Tam da böyle bir atmosferde Türkiye Güney Kürdistan’a bir askeri operasyon başlattı. Her ne kadar Türkiye her zaman olduğu gibi savaşı “askeri operasyon” olarak tanımlasa da gerçekte dünyanın hiçbir yerinde 40 yıl süren bir askeri operasyon olmadığı gibi literatürde de böyle bir tanımlama yok. Ayrıca bu retoriksel hegemonya, tüm egemenlik gramerlerinde olduğu gibi yasallığın parlatılıp meşruluğun itibarsızlaştırıldığı tekniklerin başında gelmektedir. Burada asıl amaç hakikati yasal çerçeveye sıkıştırıp bükmektir. Bu yazıda Güney savaşının küresel savaş rejimi ile bağlantılarını içerecek şekilde Kürt meselesinin gidişatına yönelik iç siyaset ile ilişkilendirerek anlatmaya çalışacağım.
Egemenin savaş ihtiyacı: Sürdürülebilir savaşlar çağı
Son zamanlarda birçok egemen ülke, içerde yaşadığı krizleri perdelemek için yeni savaşlara ihtiyaç duyduğunu daha önceki yazılarımızda belirtmiştik. Hali hazırda Suriye ve Ukrayna savaşı devam ederken Türkiye’nin Güney Kürdistan’a yönelik başlattığı askeri operasyon birçok aktörün ihtiyaç duyduğu savaşlardan sadece biri; ve elbette bu savaş yerel, bölgesel ve küresel ölçekte güç ilişkilerini de etkileyecektir. Peki savaşların peş peşe başlamasının nedeni nedir? Bu soruya biraz cevap olmaya çalışalım.
“Otoriterleşmenin Aracı Olarak Savaş” adlı yazımızda şöyle bir bölümü kaleme almıştık: “Askeri sanayinin gelişmesiyle savaş rejimi hem siyasi hem sosyolojik olarak gündelik hayatı düzenleyen bir disiplin halini aldı. Ulusun erkek yurttaşları silah altına alınmalı, kutsal devlet korunmalıydı. Böylece Milliyetçilik ideolojisiyle açıkça flört eden kapitalist düzen, emperyal yayılmacılık stratejisiyle iki devasa dünya savaşına giden yolu açtı. Sağ ve sol ideoloji fark etmeksizin tüm dinamikler orantısız bir şekilde silahlanma yarışına girdi. Ferdi silahlanmanın yanı sıra denizaltıları, tanklar, uçaklar, helikopterler, dinleme cihazları, şifre çözücü teknikler ve istihbarat çalışmalarının yoğunlaşmasıyla artık savaş, siyasetin uzantısıydı; deyim yerindeyse savaş ve siyaset 20. Yüzyıl da tamamen birbirinden ayırt edilemez bir noktaya geldi.” 20. Yüz yıl bir distopyaydı; insanlık 20. Yüzyıldan çıkamadı.

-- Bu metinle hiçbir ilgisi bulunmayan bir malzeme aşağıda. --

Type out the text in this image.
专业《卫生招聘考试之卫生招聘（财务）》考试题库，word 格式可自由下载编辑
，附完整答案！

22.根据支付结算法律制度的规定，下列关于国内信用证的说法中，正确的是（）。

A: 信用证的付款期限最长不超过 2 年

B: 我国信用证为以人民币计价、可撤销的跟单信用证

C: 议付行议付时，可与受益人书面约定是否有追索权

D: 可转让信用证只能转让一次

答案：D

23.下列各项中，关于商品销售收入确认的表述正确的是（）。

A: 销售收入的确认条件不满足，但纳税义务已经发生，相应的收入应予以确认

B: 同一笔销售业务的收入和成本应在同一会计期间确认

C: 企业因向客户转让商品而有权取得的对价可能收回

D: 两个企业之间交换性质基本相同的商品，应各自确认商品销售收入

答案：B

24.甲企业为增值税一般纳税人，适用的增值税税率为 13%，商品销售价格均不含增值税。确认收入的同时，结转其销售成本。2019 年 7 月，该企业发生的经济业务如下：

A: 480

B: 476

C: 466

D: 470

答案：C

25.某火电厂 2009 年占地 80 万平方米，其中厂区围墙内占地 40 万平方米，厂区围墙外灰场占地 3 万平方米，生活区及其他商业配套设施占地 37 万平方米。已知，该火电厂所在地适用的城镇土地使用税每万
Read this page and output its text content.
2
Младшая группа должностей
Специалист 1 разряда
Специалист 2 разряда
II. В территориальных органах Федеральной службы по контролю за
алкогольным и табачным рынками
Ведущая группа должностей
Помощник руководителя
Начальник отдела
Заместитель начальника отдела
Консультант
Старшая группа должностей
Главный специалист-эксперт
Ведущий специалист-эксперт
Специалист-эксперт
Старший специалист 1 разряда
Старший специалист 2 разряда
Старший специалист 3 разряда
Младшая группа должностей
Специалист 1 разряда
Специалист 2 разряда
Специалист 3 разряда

20 yüzyıldan çıkamadığımız için 21. yüzyılda da silah teknolojisindeki hız ve yenilenmeyle eş zamanlı olarak “terörizm” dalgası bahane edilerek “güvenlik kaygısı” en büyük risk olarak görülmeye devam ediliyor; devlet elitleri inşa edilen bu riski bahane ederek silahlanmayı sürdürüyor; silahlanma stratejisi birçok ülkeyi doğrudan veya dolaylı bir biçimde savaşlar zincirine eklemliyor. Suriye ve Ukrayna savaşı devam ederken yeni başlayan Güney Kürdistan savaşı da bu zincirin ne ilk ne de son halkası olacak gibi görünüyor. Kapitalist modernite düzeninde nasıl ki 2. Dünya Savaşı, 1. Dünya Savaşı’nın uzantısı ise Ukrayna savaşı ve Güney Kürdistan savaşı da bitmeyen ve çözümsüzlüğe mahkum edilen Suriye savaşının uzantısı durumundadır. Sürdürülebilir bir savaşa dönüşen Suriye savaşı, Irak savaşı gibi başka zeminlere sıçrayarak aktörler açısından başka hesaplaşmaların yapıldığı bir yatırım alanı gibi görülmeye başlandı; bunun en görünür nedeni Suriye savaşında Rusya ve İran’ın güç biriktirmesi ve Kürtlerin sürpriz bir aktör olarak ortaya çıkması gibi beklenmeyen sonuçlardı.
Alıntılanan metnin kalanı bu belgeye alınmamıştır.